La Commission de la santé, de la femme, de la famille, des affaires sociales et des personnes handicapées à l’Assemblée des représentants du peuple tiendra, ce jeudi 16 avril 2026, une séance d’audition consacrée à la proposition de loi sur la retraite anticipée volontaire des femmes salariées du secteur privé.

Sont attendus pour cette audition l’Union nationale de la femme tunisienne ainsi que la Confédération des entreprises citoyennes de Tunisie (CONECT), appelées à présenter leurs observations sur ce texte en discussion.

Départ possible dès 50 ans sans condition de maternité

La proposition prévoit de permettre à la femme active dans le secteur privé, à partir de l’âge de 50 ans, de bénéficier, à sa demande, d’une pension de retraite anticipée.

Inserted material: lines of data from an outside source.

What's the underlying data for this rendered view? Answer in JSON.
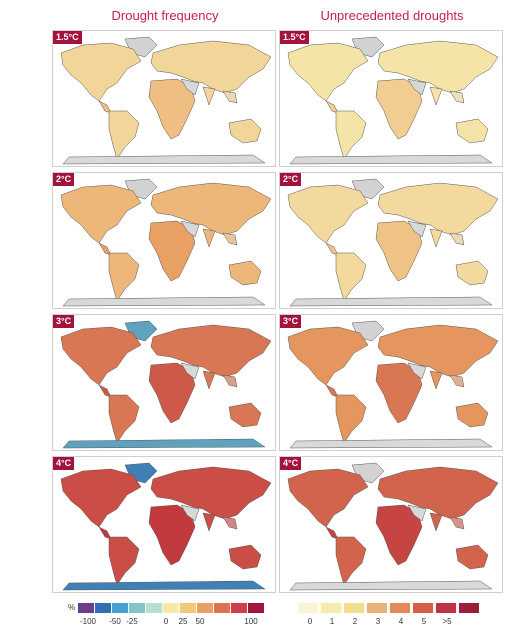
{
  "titles": {
    "left": "Drought frequency",
    "right": "Unprecedented droughts"
  },
  "rows": [
    {
      "label": "1.5°C",
      "left_level": 0.15,
      "right_level": 0.05
    },
    {
      "label": "2°C",
      "left_level": 0.35,
      "right_level": 0.12
    },
    {
      "label": "3°C",
      "left_level": 0.7,
      "right_level": 0.55
    },
    {
      "label": "4°C",
      "left_level": 0.9,
      "right_level": 0.8
    }
  ],
  "legend_left": {
    "unit": "%",
    "colors": [
      "#6a3d8f",
      "#2f6fb2",
      "#4a9fce",
      "#7fc4c9",
      "#b9dcd4",
      "#f5eaa6",
      "#f0c97a",
      "#e9a063",
      "#de6f50",
      "#cc3f4a",
      "#a4133c"
    ],
    "ticks": [
      "-100",
      "-50",
      "-25",
      "0",
      "25",
      "50",
      "100"
    ]
  },
  "legend_right": {
    "colors": [
      "#fbf5d5",
      "#f7ecac",
      "#f3dc8a",
      "#e9b279",
      "#e08a57",
      "#d4604b",
      "#c03248",
      "#9c1c3a"
    ],
    "ticks": [
      "0",
      "1",
      "2",
      "3",
      "4",
      "5",
      ">5"
    ]
  }
}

La principale nouveauté réside dans la suppression de la condition exigeant que la salariée soit mère de trois enfants, jusque-là considérée comme un critère déterminant dans les dispositions existantes.

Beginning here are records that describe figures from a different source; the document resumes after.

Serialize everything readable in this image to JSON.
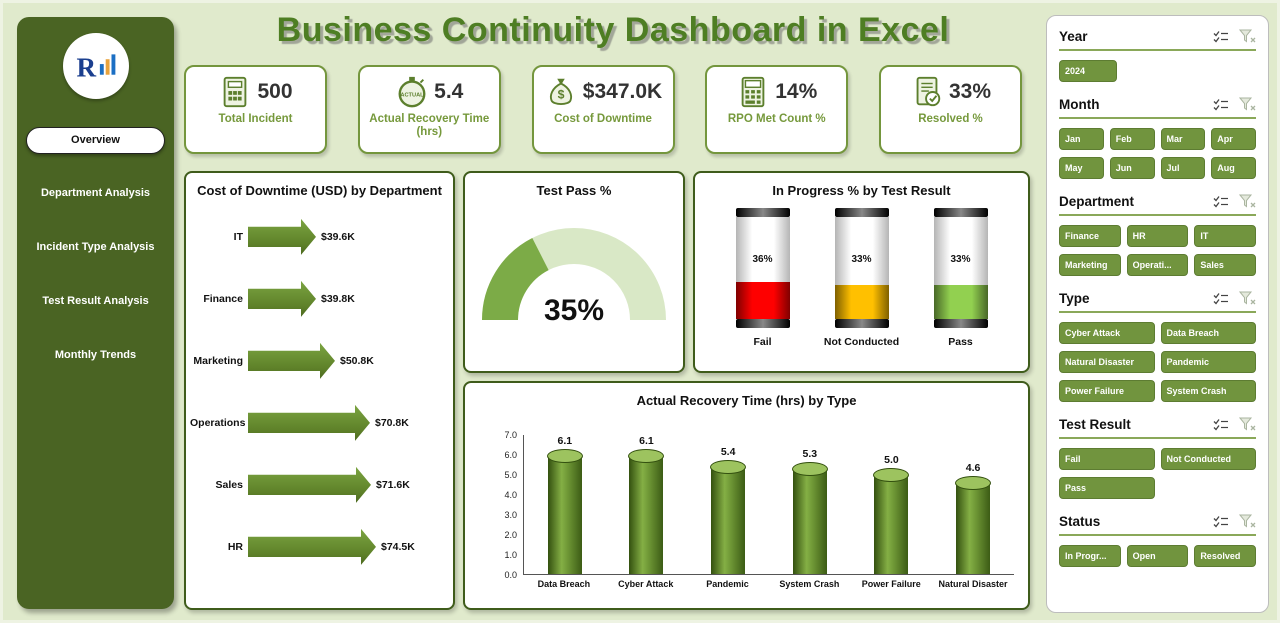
{
  "title": "Business Continuity Dashboard in Excel",
  "sidebar": {
    "items": [
      {
        "label": "Overview",
        "active": true
      },
      {
        "label": "Department Analysis",
        "active": false
      },
      {
        "label": "Incident Type Analysis",
        "active": false
      },
      {
        "label": "Test Result Analysis",
        "active": false
      },
      {
        "label": "Monthly Trends",
        "active": false
      }
    ]
  },
  "kpis": [
    {
      "value": "500",
      "label": "Total Incident",
      "icon": "incident-report-icon"
    },
    {
      "value": "5.4",
      "label": "Actual Recovery Time (hrs)",
      "icon": "stopwatch-icon"
    },
    {
      "value": "$347.0K",
      "label": "Cost of Downtime",
      "icon": "money-bag-icon"
    },
    {
      "value": "14%",
      "label": "RPO Met Count %",
      "icon": "calculator-icon"
    },
    {
      "value": "33%",
      "label": "Resolved %",
      "icon": "document-check-icon"
    }
  ],
  "chart_data": [
    {
      "type": "bar",
      "orientation": "horizontal",
      "title": "Cost of Downtime (USD) by Department",
      "categories": [
        "IT",
        "Finance",
        "Marketing",
        "Operations",
        "Sales",
        "HR"
      ],
      "values": [
        39.6,
        39.8,
        50.8,
        70.8,
        71.6,
        74.5
      ],
      "labels": [
        "$39.6K",
        "$39.8K",
        "$50.8K",
        "$70.8K",
        "$71.6K",
        "$74.5K"
      ],
      "bar_color": "#5e8129"
    },
    {
      "type": "gauge",
      "title": "Test Pass %",
      "value": 35,
      "max": 100,
      "label": "35%",
      "fill_color": "#7cab47",
      "track_color": "#d9e8c6"
    },
    {
      "type": "bar",
      "title": "In Progress % by Test Result",
      "categories": [
        "Fail",
        "Not Conducted",
        "Pass"
      ],
      "values": [
        36,
        33,
        33
      ],
      "labels": [
        "36%",
        "33%",
        "33%"
      ],
      "colors": [
        "#fe0000",
        "#ffc000",
        "#92d050"
      ]
    },
    {
      "type": "bar",
      "title": "Actual Recovery Time (hrs) by Type",
      "categories": [
        "Data Breach",
        "Cyber Attack",
        "Pandemic",
        "System Crash",
        "Power Failure",
        "Natural Disaster"
      ],
      "values": [
        6.1,
        6.1,
        5.4,
        5.3,
        5.0,
        4.6
      ],
      "labels": [
        "6.1",
        "6.1",
        "5.4",
        "5.3",
        "5.0",
        "4.6"
      ],
      "ylim": [
        0,
        7
      ],
      "yticks": [
        "7.0",
        "6.0",
        "5.0",
        "4.0",
        "3.0",
        "2.0",
        "1.0",
        "0.0"
      ],
      "bar_color": "#6c9434"
    }
  ],
  "slicers": [
    {
      "title": "Year",
      "cols": 1,
      "items": [
        "2024"
      ]
    },
    {
      "title": "Month",
      "cols": 4,
      "items": [
        "Jan",
        "Feb",
        "Mar",
        "Apr",
        "May",
        "Jun",
        "Jul",
        "Aug"
      ]
    },
    {
      "title": "Department",
      "cols": 3,
      "items": [
        "Finance",
        "HR",
        "IT",
        "Marketing",
        "Operati...",
        "Sales"
      ]
    },
    {
      "title": "Type",
      "cols": 2,
      "items": [
        "Cyber Attack",
        "Data Breach",
        "Natural Disaster",
        "Pandemic",
        "Power Failure",
        "System Crash"
      ]
    },
    {
      "title": "Test Result",
      "cols": 2,
      "items": [
        "Fail",
        "Not Conducted",
        "Pass"
      ]
    },
    {
      "title": "Status",
      "cols": 3,
      "items": [
        "In Progr...",
        "Open",
        "Resolved"
      ]
    }
  ]
}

Cette initiative vise ainsi à élargir l’accès à ce mécanisme social tout en maintenant son caractère strictement volontaire.

Une initiative parlementaire portée depuis janvier

Le projet de loi n°104 de l’année 2025, transmis au Parlement le 29 janvier dernier, émane d’un groupe de députés.

Selon l’exposé des motifs, cette initiative s’inscrit dans une logique de renforcement du cadre législatif actuel, en levant certaines restrictions jugées dépassées, tout en réaffirmant que le recours à la retraite anticipée demeure un choix personnel de la salariée.

Un argument social et familial mis en avant

Les députés à l’origine du texte estiment que cette mesure offrirait aux femmes concernées la possibilité de mieux prendre soin de leur santé, de consacrer davantage de temps à leur famille, de se libérer de la pression professionnelle et de développer des activités personnelles ou des loisirs.

Le débat au sein de la commission devrait permettre d’évaluer les impacts sociaux, économiques et financiers de cette réforme potentielle sur le secteur privé et sur les caisses sociales.